The new findings, published in Scientific Reports, demonstrate that administering anti-cancer drugs with the FDA-approved nutrition source Intralipid, a technique first described by Carnegie Mellon Emeritus Professor of Biological Sciences Chien Ho in 2015, is ready to move to early stage clinical trials and be studied for use with other nanodrugs.
“The combination of anti-cancer nanodrugs with Intralipid enhances the inhibition of tumor growth and may serve as a novel strategy to improve therapeutic efficacy in treating cancers in clinical practice,” said Ho.
Cancer continues to increase among the global population, with an estimated 18.1 million new cases and 9.6 million deaths in 2018. The cost of treating cancer has rapidly increased due to the growing number of patients and the high cost of new anti-cancer therapies, including small molecules and biological agents.
While nanodrugs like paclitaxel have proven to be effective in killing cancer cells, less than one percent of the expensive drug reaches tumor cells. That leaves the rest to be absorbed by other cells, particularly those in the liver, kidneys and spleen, which leads to the toxic side-effects that are a hallmark of chemotherapy.
In the current study, the researchers looked at how pairing Abraxane, a form of paclitaxel commonly used to treat a number of cancers, with Intralipid would impact human cells in vitro. They found that the combination protected monocytic white blood cells from damage without impacting the drug’s efficacy in killing breast, lung or pancreatic cancer cells.
The researchers also investigated how Intralipid impacts macrophages, large white blood cells that traditionally play an important role in the immune response.

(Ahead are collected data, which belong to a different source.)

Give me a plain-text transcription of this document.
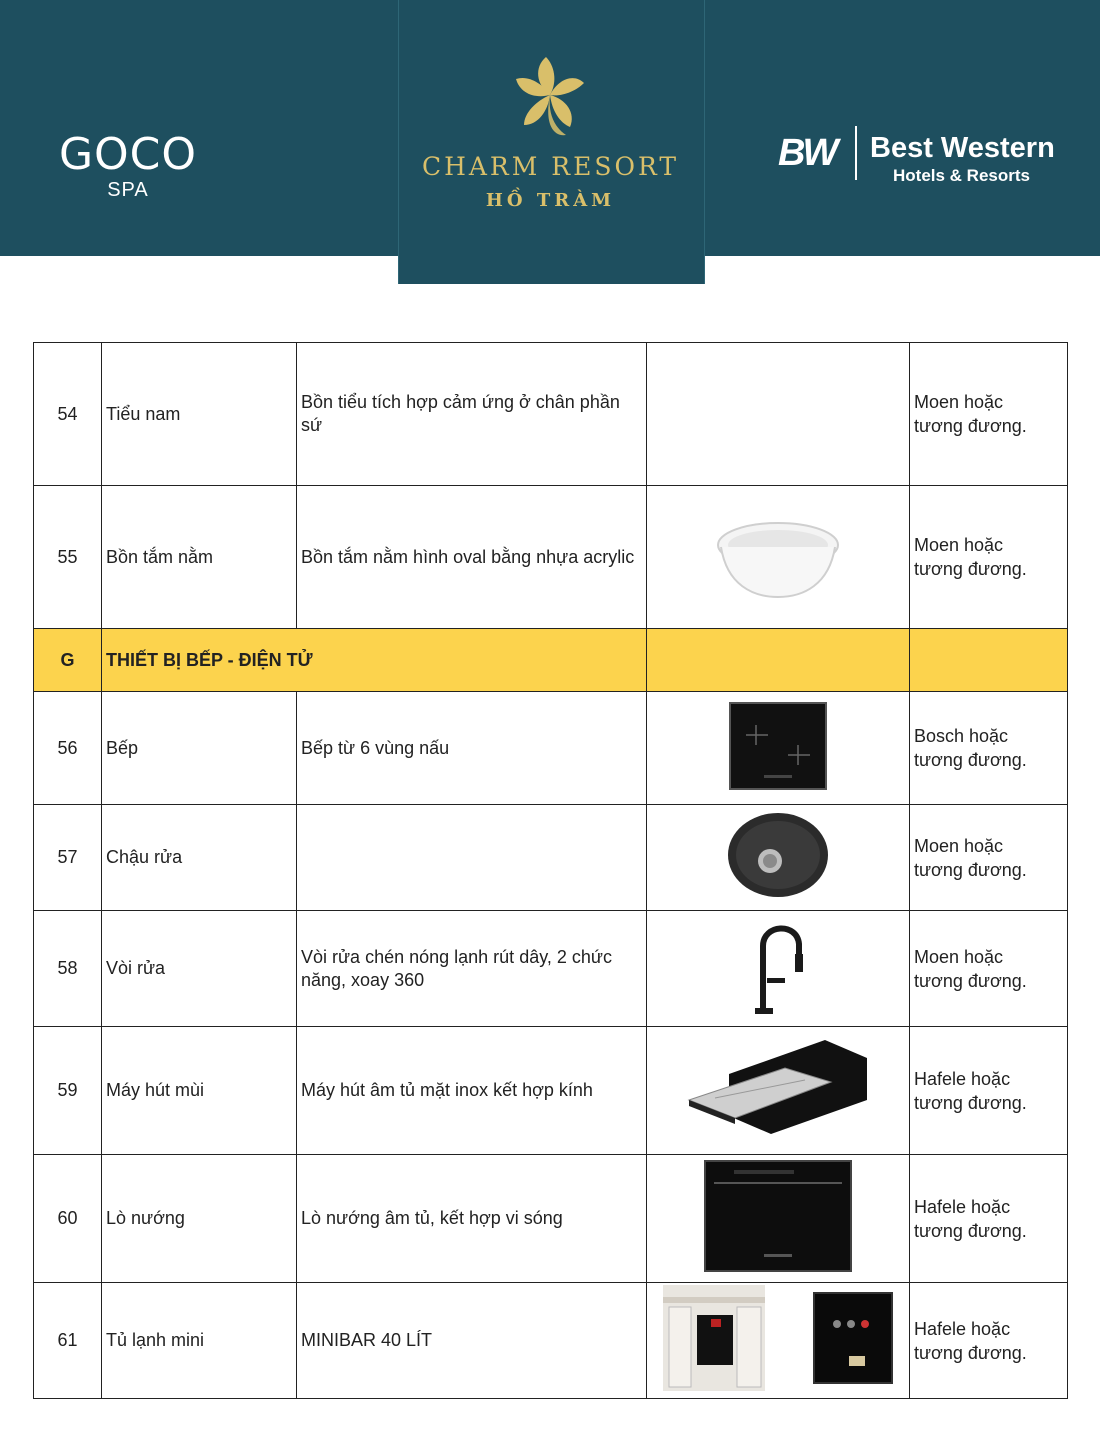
GOCO
SPA
CHARM RESORT
HỒ TRÀM
BW Best Western
Hotels & Resorts
54	Tiểu nam	Bồn tiểu tích hợp cảm ứng ở chân phần sứ		Moen hoặc
tương đương.

55	Bồn tắm nằm	Bồn tắm nằm hình oval bằng nhựa acrylic		Moen hoặc
tương đương.

G	THIẾT BỊ BẾP - ĐIỆN TỬ			
56	Bếp	Bếp từ 6 vùng nấu		Bosch hoặc
tương đương.

57	Chậu rửa			Moen hoặc
tương đương.

58	Vòi rửa	Vòi rửa chén nóng lạnh rút dây, 2 chức năng, xoay 360		Moen hoặc
tương đương.

59	Máy hút mùi	Máy hút âm tủ mặt inox kết hợp kính		Hafele hoặc
tương đương.

60	Lò nướng	Lò nướng âm tủ, kết hợp vi sóng		Hafele hoặc
tương đương.

61	Tủ lạnh mini	MINIBAR 40 LÍT		Hafele hoặc
tương đương.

Macrophages can differentiate into three different phenotypes, M0, M1 and M2. The M2 phenotype can be hijacked by cancer cells to help protect the cells and promote their proliferation while the M1 phenotype produces molecules that attack cancer cells. Through in vitro and in vivo studies using a mouse model, the team found that Intralipid promoted macrophages to polarize into the cancer-killing M1 type rather than the cancer-abetting M2 type.
In the final section of their paper, the research group demonstrated in a mouse model for breast cancer that pre-treatment with Intralipid paired with half the standard clinical dose of Abraxane was as effective in stopping tumor growth as a full clinal dose without Intralipid. Additionally, they found that while there was more of the drug present in the livers of mouse models that received Intralipid, there was not an increased amount of damage to liver cells, indicating that Intralipid had a protective effect.
“By decreasing the amount of Abraxane needed in treating cancers, we can protect the organs from some of the chemical damage done by the drug,” said Ho.
The researchers hope that the treatment can be moved into early stage clinical trials. They also believe that the technique may benefit nanodrug-based treatments for other diseases.
“This new nanodrug delivery method is a general one and can be applied to other approved and in-development nanodrugs without any modifications to the drugs or their carriers,” said Ho. “This drug delivery method can reduce the amount of drugs needed for treatment, improving the quality of life for patients and reducing the cost of treatment with these expensive drugs.”